Функции твеновского Сатаны неоднозначны. Он стремится разрушить обветшалые представления о человеке и окружающем его мире, как это делает его "дядя" в "Письмах с Земли" или их создатель, Марк Твен. Критика Сатаны хоть и болезненна, однако несет в себе исцеление, избавление от лжи и иллюзий и если не самое истину, то ее поиск. Сатана у Твена любит приврать но ведь и сам писатель как-то сказал, что ложь для него — это путь к правде. Таков и его герой, напоминающий Сократа, "повитуху истины". Но те, кто принимает проповеди "молодого Сатаны" за прямое выражение твеновской мысли, ошибаются. Позиции автора и его героя-идеолога существенно разнятся, ибо, как обычно твеновское повествование построено на сопоставлении точек зрения двух персонажей: Филиппа Траума и Теодора Фишера. Сверхъестественное существо, не знающее границ своему знанию и могуществу, с одной стороны, и наивный и слабый подросток, опутанный предрассудками своего времени, с другой, — они принципиально противопоставлены друг другу, и в то же время невозможны отдельно, так как, согласно авторскому замыслу, который вполне раскрывается в следующей версии "Таинственного незнакомца", Сатана — порождение фантазии мальчишки. Недаром с первой главы "Эзельдорфской повести" в ней щедро рассыпаны мотивы сна, иллюзии, мечты, логикой которых управляется развитие сюжета во всех трех вариантах "Таинственного незнакомца".

— "неслиянно и нераздельно", если воспользоваться известным христианским клише.

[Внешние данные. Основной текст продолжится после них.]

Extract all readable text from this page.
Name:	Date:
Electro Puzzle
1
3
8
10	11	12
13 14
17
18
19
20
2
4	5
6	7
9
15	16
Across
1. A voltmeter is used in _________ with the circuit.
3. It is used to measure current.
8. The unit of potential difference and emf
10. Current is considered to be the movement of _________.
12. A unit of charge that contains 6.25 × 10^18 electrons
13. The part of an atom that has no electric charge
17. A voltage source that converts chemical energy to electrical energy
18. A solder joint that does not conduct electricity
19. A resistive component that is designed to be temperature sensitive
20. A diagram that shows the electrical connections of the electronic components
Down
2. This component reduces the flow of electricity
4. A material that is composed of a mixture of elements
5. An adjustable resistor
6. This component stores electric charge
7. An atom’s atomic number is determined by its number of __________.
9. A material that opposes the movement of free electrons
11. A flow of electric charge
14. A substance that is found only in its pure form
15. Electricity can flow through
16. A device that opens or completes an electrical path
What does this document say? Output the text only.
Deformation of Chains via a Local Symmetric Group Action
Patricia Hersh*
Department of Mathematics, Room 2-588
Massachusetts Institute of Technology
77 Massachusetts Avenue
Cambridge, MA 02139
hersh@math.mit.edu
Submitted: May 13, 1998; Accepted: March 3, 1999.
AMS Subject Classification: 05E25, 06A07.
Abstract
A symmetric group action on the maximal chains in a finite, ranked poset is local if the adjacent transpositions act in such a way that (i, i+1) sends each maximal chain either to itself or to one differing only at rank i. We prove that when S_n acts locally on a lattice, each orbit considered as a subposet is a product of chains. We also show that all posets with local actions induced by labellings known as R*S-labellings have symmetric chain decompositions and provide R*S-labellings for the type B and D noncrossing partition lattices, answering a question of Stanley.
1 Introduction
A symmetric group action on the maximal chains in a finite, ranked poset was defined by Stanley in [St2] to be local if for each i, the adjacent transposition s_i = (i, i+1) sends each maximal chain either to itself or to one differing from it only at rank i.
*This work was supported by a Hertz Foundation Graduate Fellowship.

Сатана вбирает в себя великую традицию богоборчества и сомнения, это и новый Прометей, несущий людям свет знаний, и новый Екклезиаст, разочаровавшийся в людской суете и чувствующий горечь в вечном круговороте бытия. Он наследник мильтоновского Сатаны, "чудовищную энергию" которого Твен считал величайшим достижением "Потерянного рая" (30; v. I, р. 146), а также вольтеровских скептиков и мудрецов, гетевского Мефистофеля и байроновского Люцифера, утверждающего, что "любовь несовместима с знанием", и выступающего против "жалких чувств, которые трепещут / Велений господина и считают / Добром иль злом все, что прикажет он"35. Сатана у Твена предстает как искатель правды и критик людского убожества, воплощение силы разума, поднявшегося против господствующих мнений, и в то же время сверхчеловек, сильный разумом и волей, но поразительно бессердечный, находящийся по ту сторону морали.

— не бессловесный апостол Сатаны, как можно было бы представить, исходя из жанровой традиции Евангелия; на самом деле он его антагонист. Он морально слаб и трусоват, как большинство людей, однако способен не только страдать сам, но и сочувствовать другим. Узрев мучения еретика под пыткой, он падает в обморок. Он страшно мучится, узнав о близкой смерти лучшего друга, которую предсказывает Сатана, и сострадает соседке и не очень приятному однофамильцу, ткачу Фишеру. Сатана почти всегда весел, он способен разделить радость и даже знает, что такое страдание, но только разумом, а не сердцем. "А так не годится, — считает Теодор. — Пока не хлебнешь горя сам, ты будешь всегда судить о чужом горе приблизительно и неверно"36. И в этом Теодор выше своего наставника, порой он даже наперед знает, что скажет тот. И в конечном счете правым оказывается не мудрый и могучий Сатана, а Теодор, обыкновенный подросток, который даже дьявола пытается научить состраданию, человечности, и может быть, небезуспешно, ведь в самом последнем эпизоде "Хроники" из уст Сатаны неожиданно вырываются слова жалости к ни в чем не повинной жене колонизатора-португальца, заносчивого и жестокого, справедливо обреченного Сатаной на тяжкий каждодневный труд.

Истинная тема повести — столкновение юной души со злом, царящим в мире, и попытка преодолеть его, хотя бы в мечтах и духовном дерзании. Это передано формой повествования от первого лица, как в ранних юморесках Твена и в "Приключениях Гекльберри Финна". Действие уже свершилось в прошлом, умудренный жизнью старик вспоминает о своем детстве, горечь и радость перемешались между собой. Столкновение с людской несправедливостью и злобой показано в основной истории об аресте отца Петера и временном торжестве грубого и подлого отца Адольфа, лжеца и доносчика, политикана и клеветника, распущенного и охочего до чужого добра. Эта история заканчивается чудесным посрамлением злодея. Иначе выглядит рассказ о ранней смерти Николауса, о которой заранее знает Теодор. Величайшее нравственно-психологическое испытание для героя, оно обостряет его совесть и способность к состраданию. Сатана здесь играет существенную, но заведомо служебную роль: он экспериментирует с Теодором, то есть ставит опыты, проводит испытания, которые мало кто выдерживает. Впрочем, вся повесть представляет собой развернутый нравственный эксперимент, частью его становится чудесный клад, найденный Петером, и не менее чудесная кошечка, Приносящая зильбергроши. Даже лучшие в этом мире соблазняются деньгами, но только не дети, не Теодор — в этом он далеко ушел от Тома Сойера, гоняющегося за кладами. В эксперимент Сатаны вовлечены все жители деревни, которые, сочувствуя несчастному священнику и его племяннице, тем не менее выступают на стороне обладающего силой злодея или пассивно взирают на его торжество.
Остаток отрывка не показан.